Uit Wikipedia, de vrije encyclopedie
Pensioenrechten in België
Type Onderverdeling Niveau
Eerste pijler Wettelijk pensioen (RSZ)
Ambtenarenpensioen
Gezinspensioen
Overlevingspensioen
Rustpensioen
Overheid
Tweede pijler Groepsverzekering
Pensioenfonds
Collectief
IPT (bedrijfsleiders)
POZ (zelfstandigen)
VAPZ (zelfstandigen)
VAPW (werknemers)
Individueel
Derde pijler Pensioensparen
Langetermijnsparen
Vierde pijler Individueel sparen
Beleggingen
Levensverzekering
Onroerend goed

Het vrij aanvullend pensioen voor werknemers (VAPW) is in België een tweede pijler-systeem van individueel pensioensparen dat bestaat sinds maart 2019 waarbij werknemers die niet kunnen genieten van een groepsverzekering via de werkgever toch een bijkomend pensioen kunnen opbouwen door zelfstandig een contract af te sluiten. Het kan gecombineerd worden met pensioen- en langetermijnsparen (die elk behoren tot de derde pijler).

Dit aanvullend pensioen is vrij te nemen of te laten. Het kan altijd onderbroken worden. Er is geen minimumbijdrage. De werknemer bepaalt vrij het bedrag van zijn bijdragen en kan zelf zijn pensioeninstelling kiezen: een verzekeringsonderneming of een pensioenfonds. De werkgever is geen contractuele partij maar moet wel zorgen voor de administratie van het doorstorten van de premie en het verrekenen van de bedrijfsvoorheffing.

De bijdragen genieten een belastingvermindering van 30% dat door de werkgever wordt verrekend via de bedrijfsvoorheffing.

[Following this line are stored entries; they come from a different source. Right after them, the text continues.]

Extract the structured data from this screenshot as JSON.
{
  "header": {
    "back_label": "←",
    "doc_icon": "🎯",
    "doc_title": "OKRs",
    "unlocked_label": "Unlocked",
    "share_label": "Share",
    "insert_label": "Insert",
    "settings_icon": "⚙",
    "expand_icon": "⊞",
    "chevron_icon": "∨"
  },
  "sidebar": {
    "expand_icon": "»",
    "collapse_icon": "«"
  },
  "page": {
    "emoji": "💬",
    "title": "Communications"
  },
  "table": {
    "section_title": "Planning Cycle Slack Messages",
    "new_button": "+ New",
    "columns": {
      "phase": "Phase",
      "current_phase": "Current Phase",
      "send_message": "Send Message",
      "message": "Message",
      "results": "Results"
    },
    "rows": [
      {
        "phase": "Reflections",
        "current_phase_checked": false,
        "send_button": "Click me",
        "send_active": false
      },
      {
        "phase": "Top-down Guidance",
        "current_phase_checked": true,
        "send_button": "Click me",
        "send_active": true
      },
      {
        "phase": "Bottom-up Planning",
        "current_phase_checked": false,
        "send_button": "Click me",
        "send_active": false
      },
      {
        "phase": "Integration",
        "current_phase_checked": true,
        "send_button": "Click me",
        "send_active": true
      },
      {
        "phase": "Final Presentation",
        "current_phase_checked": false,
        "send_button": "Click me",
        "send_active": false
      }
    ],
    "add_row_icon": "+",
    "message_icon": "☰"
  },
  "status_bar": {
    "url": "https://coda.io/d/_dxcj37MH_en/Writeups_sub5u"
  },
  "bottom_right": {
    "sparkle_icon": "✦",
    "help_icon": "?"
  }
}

De maximale premie op jaarbasis bedraagt 3% van de jaarbezoldiging (referentieloon) dat kan worden verhoogd tot 1.600 €/jaar voor jaarlonen kleiner dan 53.333 €. Het totaal van de opgebouwde rechten voor alle types van pensioen (wettelijk, en tweede pijler) moet onder de 80% blijven van het laatste beroepsinkomen.[1] Het heeft dus geen zin om meer te sparen dan de maximale limieten.

Er kan worden ingeschreven in een tak 21 (met kapitaalsgarantie, minimum rendement en mogelijks een deelname in de winst) of tak 23 verzekering (zonder garantie). Er wordt een (hoge) verzekeringstaks geheven van 4,4% op de betaalde premies. De beheerskosten werden niet wettelijk vastgelegd.

De uitbetaling gebeurt ten vroegste bij pensionering of bij overlijden. Van het kapitaal wordt een RIZIV-bijdrage van 3,55% afgehouden, een solidariteitsbijdrage tussen 0% en 2% en het saldo wordt belast aan 10%.

Een individuele VAPW kan mogelijks een aanvulling zijn bovenop het beperkte bedrag van een tweede pijlerplan via de werkgever. Hierbij wordt de eventuele bijdrage van een bedrijfspensioenplan (door de werkgever) in mindering gebracht van de maximum toegelaten persoonlijke premie voor VAPW.

Voor zelfstandigen bestond al langer een gelijkaardig VAPZ stelsel.